The best advice I can give is to talk to your colorist about your wants and needs, taking into consideration your lifestyle and hair care routine. I turned to Cutler’s New York Colorist and Redken Hair color consultant, David Stanko, for some expert advice.
“Crawl, walk and run – that’s the analogy to semi, demi and permanent hair coloring treatments,” explains David. “A semi-permanent color is ready to use, without any mixing. What you see in the bottle is what you get. This category of product was extremely popular in the ‘70s and ‘80s. Way more effective coloring products are available now, such as demi-permanent colorants.”
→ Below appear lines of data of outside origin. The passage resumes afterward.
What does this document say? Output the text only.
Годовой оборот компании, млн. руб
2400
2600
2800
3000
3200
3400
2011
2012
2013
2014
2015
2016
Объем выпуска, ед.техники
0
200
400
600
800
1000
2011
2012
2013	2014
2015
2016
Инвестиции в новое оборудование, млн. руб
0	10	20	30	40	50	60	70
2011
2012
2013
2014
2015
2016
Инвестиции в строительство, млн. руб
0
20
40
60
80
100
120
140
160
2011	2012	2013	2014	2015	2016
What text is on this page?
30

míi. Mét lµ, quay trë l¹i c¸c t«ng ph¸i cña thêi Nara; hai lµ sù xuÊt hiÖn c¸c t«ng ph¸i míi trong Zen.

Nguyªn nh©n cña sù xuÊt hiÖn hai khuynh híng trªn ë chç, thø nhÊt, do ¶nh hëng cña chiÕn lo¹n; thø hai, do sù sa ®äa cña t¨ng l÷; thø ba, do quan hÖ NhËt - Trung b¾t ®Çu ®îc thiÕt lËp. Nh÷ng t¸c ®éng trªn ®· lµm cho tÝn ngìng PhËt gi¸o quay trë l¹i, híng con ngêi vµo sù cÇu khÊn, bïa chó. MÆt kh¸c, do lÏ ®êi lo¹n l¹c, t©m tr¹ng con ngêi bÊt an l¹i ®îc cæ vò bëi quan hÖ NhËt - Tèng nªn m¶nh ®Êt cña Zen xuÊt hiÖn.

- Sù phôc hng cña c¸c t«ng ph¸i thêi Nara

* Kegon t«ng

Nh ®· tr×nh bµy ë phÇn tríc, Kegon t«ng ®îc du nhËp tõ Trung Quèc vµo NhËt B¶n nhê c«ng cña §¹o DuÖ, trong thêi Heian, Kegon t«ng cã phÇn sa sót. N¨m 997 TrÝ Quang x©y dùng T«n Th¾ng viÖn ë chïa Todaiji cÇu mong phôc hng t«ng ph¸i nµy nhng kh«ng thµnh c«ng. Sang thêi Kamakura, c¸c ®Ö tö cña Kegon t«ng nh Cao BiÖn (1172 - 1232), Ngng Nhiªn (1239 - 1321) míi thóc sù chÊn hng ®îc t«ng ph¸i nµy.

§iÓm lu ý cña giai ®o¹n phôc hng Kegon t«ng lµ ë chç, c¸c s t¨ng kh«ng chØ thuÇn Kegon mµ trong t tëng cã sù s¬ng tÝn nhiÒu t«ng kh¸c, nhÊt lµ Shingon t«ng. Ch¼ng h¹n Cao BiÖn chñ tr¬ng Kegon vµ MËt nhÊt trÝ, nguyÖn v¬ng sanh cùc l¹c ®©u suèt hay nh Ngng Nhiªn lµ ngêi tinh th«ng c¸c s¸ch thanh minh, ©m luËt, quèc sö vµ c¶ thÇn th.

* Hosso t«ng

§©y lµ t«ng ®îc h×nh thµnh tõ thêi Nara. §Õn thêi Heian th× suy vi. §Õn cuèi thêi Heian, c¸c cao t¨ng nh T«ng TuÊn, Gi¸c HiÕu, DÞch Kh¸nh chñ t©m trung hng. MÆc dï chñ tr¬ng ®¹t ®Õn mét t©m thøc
“Demi’s can color up to 50% gray, change the tone of your hair—from brassy to brunette—or they can tone down the orange in blonde. Plus, the shine and conditioning treatment they give are a major benefit. Demi’s are often intermixed to create the right shade, plus require a dedicate developer to active the colorant. They require some smarts to pick the right shade—and not go too dark; demi’s love porosity! Demi’s are perfect for first timers and color chameleons who like to change their look frequently,”
“Permanent color is probably the most used in salons to cover gray (up to 100%), lighten or darken natural hair color, and create blondes and reds alike. Permanent color is mixed with a developer of various volumes—strengths—and it becomes permanently part of the hair strand. It lasts until it grows out or gets cut out.”
David’s best advice? “Women interested in coloring their hair for the first time may want to start with a demi-type color, then graduate to a permanent color when gray hair population increases or obvious color changes are requested.”